Jana und Leander haben sich seit 6 Jahren nicht mehr gesehen, doch an diesem schicksalhaften Tag steht er plötzlich in der Buchhandlung vor ihr und auch wenn die vertrauten Erinnerungen und Gefühle schlagartig wieder auftauchen, ist es nicht mehr so wie früher. Zu viel Leid, Schuld und Trauer liegen über beide, wie ein dunkler Schatten, der sie auf Schritt und Tritt verfolgt. Trotz der schwierigen Umstände können sie nicht voneinander lassen und versuchen eine Annäherung, bis die Vergangenheit sie einholt...

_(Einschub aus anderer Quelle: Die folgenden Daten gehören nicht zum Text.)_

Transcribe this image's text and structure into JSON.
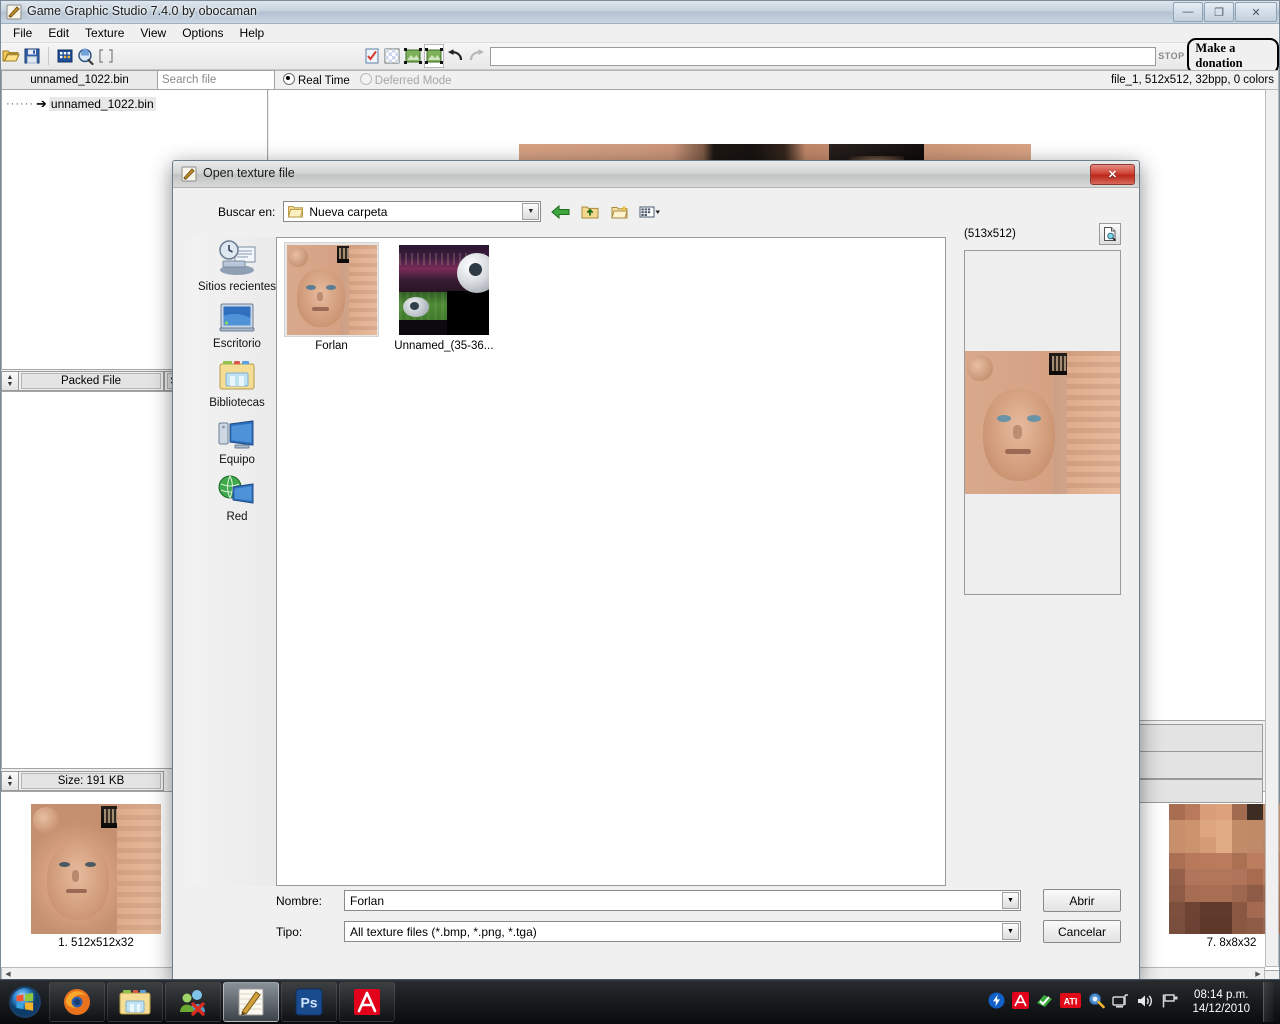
{
  "app": {
    "title": "Game Graphic Studio 7.4.0 by obocaman",
    "icon": "pencil-ruler-icon",
    "window_buttons": {
      "minimize": "—",
      "restore": "❐",
      "close": "✕"
    },
    "menu": [
      "File",
      "Edit",
      "Texture",
      "View",
      "Options",
      "Help"
    ],
    "toolbar": {
      "icons": [
        "open-folder-icon",
        "save-icon",
        "palette-icon",
        "search-texture-icon",
        "brackets-icon",
        "checklist-icon",
        "transparency-grid-icon",
        "image-select-icon",
        "image-active-icon",
        "undo-icon",
        "redo-icon"
      ],
      "url_value": "",
      "stop_label": "STOP",
      "donation_label": "Make a donation"
    },
    "tab_label": "unnamed_1022.bin",
    "search_placeholder": "Search file",
    "mode": {
      "realtime_label": "Real Time",
      "realtime_selected": true,
      "deferred_label": "Deferred Mode",
      "deferred_enabled": false
    },
    "file_info": "file_1, 512x512, 32bpp, 0 colors",
    "tree": {
      "dots": "······",
      "arrow": "➔",
      "item": "unnamed_1022.bin"
    },
    "packed_file_header": "Packed File",
    "size_header": "Size: 191 KB",
    "thumb_left_caption": "1. 512x512x32",
    "thumb_right_caption": "7. 8x8x32"
  },
  "dialog": {
    "title": "Open texture file",
    "icon": "pencil-ruler-icon",
    "close_label": "✕",
    "lookin_label": "Buscar en:",
    "lookin_value": "Nueva carpeta",
    "nav_icons": [
      "back-arrow-icon",
      "up-folder-icon",
      "new-folder-icon",
      "views-dropdown-icon"
    ],
    "places": [
      {
        "label": "Sitios recientes",
        "icon": "recent-places-icon"
      },
      {
        "label": "Escritorio",
        "icon": "desktop-icon"
      },
      {
        "label": "Bibliotecas",
        "icon": "libraries-folder-icon"
      },
      {
        "label": "Equipo",
        "icon": "computer-icon"
      },
      {
        "label": "Red",
        "icon": "network-globe-icon"
      }
    ],
    "files": [
      {
        "name": "Forlan",
        "selected": true,
        "kind": "face-texture-thumbnail"
      },
      {
        "name": "Unnamed_(35-36...",
        "selected": false,
        "kind": "stadium-ball-thumbnail"
      }
    ],
    "preview": {
      "size_label": "(513x512)",
      "button_icon": "preview-zoom-icon"
    },
    "name_label": "Nombre:",
    "name_value": "Forlan",
    "type_label": "Tipo:",
    "type_value": "All texture files (*.bmp, *.png, *.tga)",
    "open_button": "Abrir",
    "cancel_button": "Cancelar"
  },
  "taskbar": {
    "start_icon": "windows-start-orb-icon",
    "items": [
      {
        "icon": "firefox-icon",
        "active": false
      },
      {
        "icon": "windows-explorer-icon",
        "active": false
      },
      {
        "icon": "messenger-icon",
        "active": false
      },
      {
        "icon": "game-graphic-studio-icon",
        "active": true
      },
      {
        "icon": "photoshop-icon",
        "active": false
      },
      {
        "icon": "avira-icon",
        "active": false
      }
    ],
    "tray_icons": [
      "flash-icon",
      "avira-tray-icon",
      "green-check-icon",
      "ati-icon",
      "settings-icon",
      "network-icon",
      "volume-icon",
      "flag-action-center-icon"
    ],
    "time": "08:14 p.m.",
    "date": "14/12/2010"
  },
  "colors": {
    "accent_blue": "#3b6ea5",
    "dialog_close_red": "#cf4234",
    "selected_item": "#e6e6e6",
    "skin_tone": "#d7a183"
  }
}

Die schwierige Situationen zwischen Leander und Jana kommt in der angespannten Atmosphäre zwischen den beiden sehr gut zur Geltung und nach einigen Flashbacks, die vergangenen Geschehnisse betreffend, die sie damals äußerst plötzlich und schmerzhaft getrennt haben, erfährt man mehr über den Bruch. Die damit verbundenen Gefühle der beiden, aber auch der Familien, sind hervorragend ausgearbeitet und man kann richtig mitfühlen und die Handlungen teils nachvollziehen. Leander und seine Mutter sind zwei herzensgute und aufrichtige Charaktere, die mir ans Herz gewachsen sind. Besonders Leanders Mutter ist so weise und tiefgründig, dass es viel Spaß gemacht Szenen mit ihr zu lesen. Leander ist sehr empathisch und altruistisch und setzt sich sehr für seine Mitmenschen ein, wenn sie Hilfe benötigen. Seine Mitbewohner sind super amüsant, besonders Max hat es mir angetan, steckt doch so viel mehr hinter ihm, als in dieses kurzen Ausschnitte deutlich wird. Jana ist für mich leider etwas Blass geblieben. Man kann ihre innere Zerrissenheit, zwischen ihren wahren Gefühlen und den Erwartungen von außen, deutlich spüren, da sie gut verdeutlicht werden. Durch ihre Handlungen oder Ansichten konnte sie mich allerdings nicht überzeugen und ich weiß nicht so recht wie ich sie einschätzen kann. Das was mir gefehlt hat, sind die tiefgründigen Gefühle und die Auseinandersetzung mit der Vergangenheit. Janas und Leanders Interaktionen erinnern an einen Eiertanz, der anfangs durchaus seine Legitimation hat, später allerdings mehr an eine zwingend notwendige Vermeidungsstrategie erinnert, die beide nicht in ihrer komplizierten Beziehung weiter bringt, sondern sie auf einer Stelle stehen bleiben lässt. Die Entwicklung fehlte mir hier, ebenso die gemeinsame Diskussion und Verarbeitung des Geschehenen. Dadurch ist leider auch viel an Emotionen und Glaubhaftigkeit verloren gegangen, die gegen Ende zwar noch intensiv auftreten, allerdings etwas zu spät und zu schnell abgehandelt werden.

Eine schwierige Thematik einfühlsam, herzzerreißend und emotional erzählt, allerdings mit zu geringer Tiefgründigkeit und geringer Charakterentwicklung einhergehend.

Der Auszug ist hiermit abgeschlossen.